The Novel Effect is an interactive reading app that automatically adds sound effects and a soundtrack to stories as you read them aloud to your kids. Imagine you're reading The Cat in the Hat to your kids. As you read, there's playful music in the background and the sounds of breaking glass as Thing 1 and Thing 2 subject the home to their mayhem. Parents love the app because it keeps the kids more engaged in the story – teachers love it for the same reason.
The way it works is the app uses voice recognition software to gauge where the reader is in the story. As you read, appropriate music or sound effects play through your smart phone. Creators Matt and Melissa Hammersley came up with the concept while reading to their first child. So far, they have about a dozen classic children's books available in the app. The music and sound effects come from some of the top sound people in the movie/TV and video game industry.
The Hammersleys created the app “to make it easier for you and your child to come together around a book.” Their hope is by turning into more of a “multi media” experience, kids will enjoy books more. The app acts kind of like a recorded book, except the narration/reading isn't recorded. It's free in the app store, but they need to figure how to best monetize it. That's Matt and Melissa Hammersley probably what they want from a Shark when they pitch the idea in episode 902.
My Take on the Novel Effect
I read to ALL my kids every night when they were little. I can still recite Goodnight Moon, Curious George, and Go Dog Go from memory! As I read, I'd often add my own sound effects – monkey sounds while reading Curious George were always a favorite. Reading to your kids isn't just about the book, though. The time spent, cuddled up on the bed, is just as important as the act of reading itself.

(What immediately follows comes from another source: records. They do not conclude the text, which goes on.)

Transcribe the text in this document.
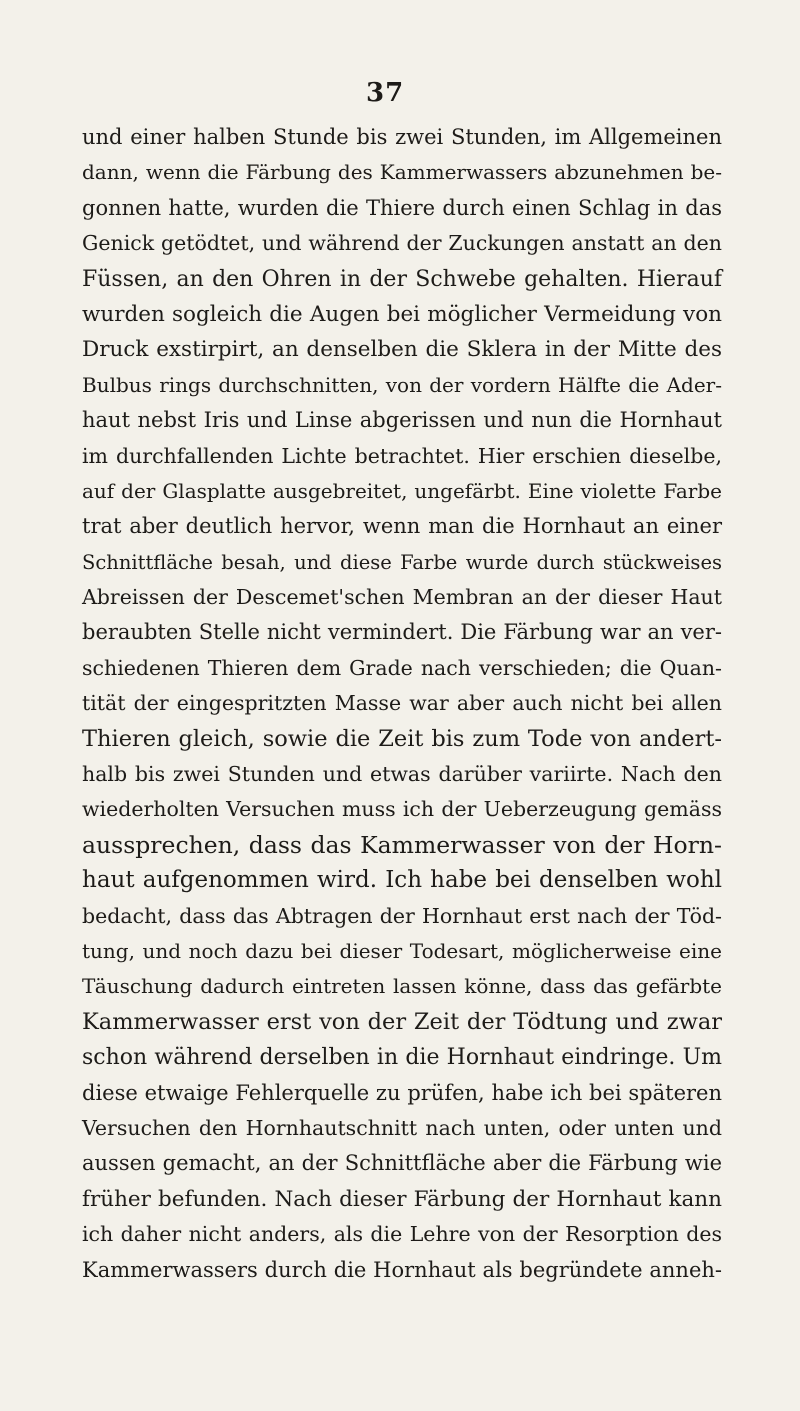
37
und einer halben Stunde bis zwei Stunden, im Allgemeinen
dann, wenn die Färbung des Kammerwassers abzunehmen be-
gonnen hatte, wurden die Thiere durch einen Schlag in das
Genick getödtet, und während der Zuckungen anstatt an den
Füssen, an den Ohren in der Schwebe gehalten. Hierauf
wurden sogleich die Augen bei möglicher Vermeidung von
Druck exstirpirt, an denselben die Sklera in der Mitte des
Bulbus rings durchschnitten, von der vordern Hälfte die Ader-
haut nebst Iris und Linse abgerissen und nun die Hornhaut
im durchfallenden Lichte betrachtet. Hier erschien dieselbe,
auf der Glasplatte ausgebreitet, ungefärbt. Eine violette Farbe
trat aber deutlich hervor, wenn man die Hornhaut an einer
Schnittfläche besah, und diese Farbe wurde durch stückweises
Abreissen der Descemet'schen Membran an der dieser Haut
beraubten Stelle nicht vermindert. Die Färbung war an ver-
schiedenen Thieren dem Grade nach verschieden; die Quan-
tität der eingespritzten Masse war aber auch nicht bei allen
Thieren gleich, sowie die Zeit bis zum Tode von andert-
halb bis zwei Stunden und etwas darüber variirte. Nach den
wiederholten Versuchen muss ich der Ueberzeugung gemäss
aussprechen, dass das Kammerwasser von der Horn-
haut aufgenommen wird. Ich habe bei denselben wohl
bedacht, dass das Abtragen der Hornhaut erst nach der Töd-
tung, und noch dazu bei dieser Todesart, möglicherweise eine
Täuschung dadurch eintreten lassen könne, dass das gefärbte
Kammerwasser erst von der Zeit der Tödtung und zwar
schon während derselben in die Hornhaut eindringe. Um
diese etwaige Fehlerquelle zu prüfen, habe ich bei späteren
Versuchen den Hornhautschnitt nach unten, oder unten und
aussen gemacht, an der Schnittfläche aber die Färbung wie
früher befunden. Nach dieser Färbung der Hornhaut kann
ich daher nicht anders, als die Lehre von der Resorption des
Kammerwassers durch die Hornhaut als begründete anneh-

When my older kids were little, there weren't any smart phones or iPads. Kids today play with smart phones before they even know what a book is! This early screen dependency cuts down on attention spans and makes kids less attentive to books and other media. For good or bad (I think it's bad), the screens are here to stay – maybe we shouldn't give them to our kids until they learn to read!
The Novel Effect reinforces this screen dependency. Perhaps reading to your child should be just for reading – without the distractions of a smart phone. It's my opinion that everyone – ALL AGES – spends too much time with their nose in their phones. Kids start looking at them too young and it effects their attention span. Perhaps the Novel Effect would be to lose the phones altogether! For now, I'll wait for grandchildren and just read to them. I'll provide my own sound effects.
Do the Sharks Read a Deal Here?
The ABC press release for episode 902 says: “the Sharks are skeptical of their (the Novel Effect) business model. When the press release raises doubts about a pitch, it spells trouble for the business' chance for a deal. Couple that with apps generally faring poorly in the Tank, and it's my bet the Novel Effect leaves empty-handed.